Parole nella domenica in cui la liturgia ricorda la festa di Cristo Signore dell’universo “sovrano mite ed umile – afferma Leone XIV – colui che è principio e fine di tutte le cose. Il suo potere è l’amore, il suo trono è la Croce e, per mezzo della Croce, il suo Regno si irradia sul mondo”. Il Papa prega perché “ogni giovane scopra la bellezza e la gioia di seguire Lui, il Signore, e di dedicarsi al suo Regno di amore, di giustizia e di pace”.
È l’ultima domenica dell’anno liturgico, la prossima sarà la prima di Avvento, e le letture ci fanno riflettere sulla regalità di Cristo che si manifesta diversamente dalle nostre categorie e chiede a noi di capire che è lui il centro della storia, delle nostre piccole storie e di quella più grande che comprende l’intera umanità. Il paradosso è nel fatto che cogliamo questa sua sovranità nel volto sofferente e umiliato della morte sulla croce.
Nell’imminenza del suoi primo viaggio internazionale in Turchia e Libano – inizierà tra quattro giorni, il prossimo 27 novembre – il Papa annuncia la pubblicazione della sua Lettera apostolica In unitate fidei che fa memoria dei 1.700 anni del Concilio di Nicea, il primo ecumenico. Nel testo il Papa chiede “a tutta la chiesa” di rinnovare il suo slancio verso la piena unità, pur nel rispetto delle legittime diversità; di “camminare insieme per raggiungere l’unità e la riconciliazione, lasciandosi alle spalle controversie teologiche hanno perso la loro ragion d’essere per acquisire un pensiero comune”.
Cosa avvenne a Nicea? Più di duecento vescovi, provenienti per la più parte da Oriente, si ritrovarono in questa località su invito dell’imperatore Costantino, per affrontare un tema teologico centrale per la fede cristiana: la natura di Gesù Cristo e il suo rapporto con il Padre. Il Credo di Nicea inizia proprio “professando la fede in Dio, l’Onnipotente, il Creatore del cielo e della terra”. Oggi però Dio e la questione di Dio, scrive Leone XIV nella Lettera apostolica, non ha più “quasi più significato nella vita. Il Concilio Vaticano II ha rimarcato che i cristiani sono almeno in parte responsabili di questa situazione, perché non testimoniano la vera fede e nascondono il vero volto di Dio con stili di vita e azioni lontane dal Vangelo”.

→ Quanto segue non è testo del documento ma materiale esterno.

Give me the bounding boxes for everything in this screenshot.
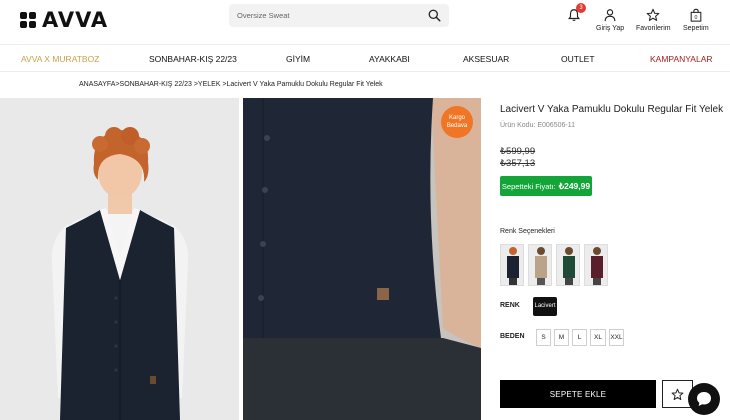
avva-logo[interactable]: AVVA bbox=[20, 8, 109, 32]
selected-color-chip[interactable]: Lacivert bbox=[533, 297, 557, 316]
search-icon[interactable] bbox=[428, 9, 441, 22]
nav-item-sonbahar-kis[interactable]: SONBAHAR-KIŞ 22/23 bbox=[149, 54, 237, 64]
swatch-beige-image bbox=[529, 245, 551, 285]
color-options-title: Renk Seçenekleri bbox=[500, 228, 555, 235]
product-code: Ürün Kodu: E006506-11 bbox=[500, 122, 575, 129]
cart-price-badge: Sepetteki Fiyatı: ₺249,99 bbox=[500, 176, 592, 196]
free-shipping-badge: Kargo Bedava bbox=[441, 106, 473, 138]
nav-item-avva-x-muratboz[interactable]: AVVA X MURATBOZ bbox=[21, 54, 99, 64]
product-image-model[interactable] bbox=[0, 98, 239, 420]
swatch-navy-image bbox=[501, 245, 523, 285]
cart-price-value: ₺249,99 bbox=[558, 180, 591, 191]
logo-grid-icon bbox=[20, 12, 36, 28]
favorites-button[interactable]: Favorilerim bbox=[636, 8, 671, 32]
breadcrumb[interactable]: ANASAYFA>SONBAHAR-KIŞ 22/23 >YELEK >Laci… bbox=[79, 81, 383, 88]
add-to-cart-button[interactable]: SEPETE EKLE bbox=[500, 380, 656, 408]
size-option-xl[interactable]: XL bbox=[590, 329, 606, 346]
old-price-2: ₺357,13 bbox=[500, 158, 536, 169]
user-icon bbox=[604, 9, 616, 22]
color-swatch-green[interactable] bbox=[556, 244, 580, 286]
shopping-bag-icon: 0 bbox=[690, 8, 702, 22]
cart-count: 0 bbox=[694, 15, 697, 21]
detail-illustration bbox=[243, 98, 481, 420]
color-swatch-burgundy[interactable] bbox=[584, 244, 608, 286]
nav-item-outlet[interactable]: OUTLET bbox=[561, 54, 595, 64]
chat-button[interactable] bbox=[688, 383, 720, 415]
star-icon bbox=[646, 8, 660, 21]
site-header: AVVA 3 Giriş Yap Favorilerim 0 bbox=[0, 0, 730, 44]
cart-price-label: Sepetteki Fiyatı: bbox=[501, 181, 556, 191]
badge-line1: Kargo bbox=[448, 115, 465, 121]
cart-label: Sepetim bbox=[683, 25, 709, 32]
color-swatch-beige[interactable] bbox=[528, 244, 552, 286]
color-swatch-navy[interactable] bbox=[500, 244, 524, 286]
login-label: Giriş Yap bbox=[596, 25, 625, 32]
login-button[interactable]: Giriş Yap bbox=[596, 8, 624, 32]
search-bar bbox=[229, 4, 449, 27]
nav-item-kampanyalar[interactable]: KAMPANYALAR bbox=[650, 54, 713, 64]
swatch-green-image bbox=[557, 245, 579, 285]
size-option-l[interactable]: L bbox=[572, 329, 587, 346]
product-title: Lacivert V Yaka Pamuklu Dokulu Regular F… bbox=[500, 104, 724, 115]
cart-button[interactable]: 0 Sepetim bbox=[683, 8, 709, 32]
favorites-label: Favorilerim bbox=[636, 25, 671, 32]
notification-count-badge: 3 bbox=[576, 3, 586, 13]
chat-bubble-icon bbox=[697, 392, 711, 406]
size-label: BEDEN bbox=[500, 333, 525, 340]
color-label: RENK bbox=[500, 302, 520, 309]
badge-line2: Bedava bbox=[446, 123, 468, 129]
swatch-burgundy-image bbox=[585, 245, 607, 285]
size-option-xxl[interactable]: XXL bbox=[609, 329, 624, 346]
model-illustration bbox=[0, 98, 239, 420]
size-option-s[interactable]: S bbox=[536, 329, 551, 346]
nav-item-aksesuar[interactable]: AKSESUAR bbox=[463, 54, 509, 64]
old-price-1: ₺599,99 bbox=[500, 146, 536, 157]
search-input[interactable] bbox=[237, 7, 422, 24]
product-image-detail[interactable] bbox=[243, 98, 481, 420]
nav-item-giyim[interactable]: GİYİM bbox=[286, 54, 310, 64]
logo-text: AVVA bbox=[42, 8, 109, 32]
star-outline-icon bbox=[671, 388, 684, 400]
notifications-button[interactable]: 3 bbox=[567, 3, 586, 25]
size-option-m[interactable]: M bbox=[554, 329, 569, 346]
nav-item-ayakkabi[interactable]: AYAKKABI bbox=[369, 54, 410, 64]
category-nav: AVVA X MURATBOZ SONBAHAR-KIŞ 22/23 GİYİM… bbox=[0, 44, 730, 72]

Il Papa scrive ancora che “si sono combattute guerre, si è ucciso, perseguitato e discriminato in nome di Dio. Invece di annunciare un Dio misericordioso, si è parlato di un Dio vendicatore che incute terrore e punisce. Il Credo di Nicea ci invita allora a un esame di coscienza. Che cosa significa Dio per me e come testimonio la fede in Lui?”
Per il vescovo di Roma non si tratta di tornare indietro a prima delle divisioni, né “un riconoscimento reciproco dell’attuale status quo della diversità delle Chiese e delle Comunità ecclesiali, ma piuttosto un ecumenismo rivolto al futuro, di riconciliazione sulla via del dialogo, di scambio dei nostri doni e patrimoni spirituali. Il ristabilimento dell’unità tra i cristiani non ci rende più poveri, anzi, ci arricchisce”.
Quello che ci unisce “è molto più di quello che ci divide”, afferma ancora Leone, e “in un mondo diviso e lacerato da molti conflitti, l’unica Comunità cristiana universale può essere segno di pace e strumento di riconciliazione contribuendo in modo decisivo a un impegno mondiale per la pace”.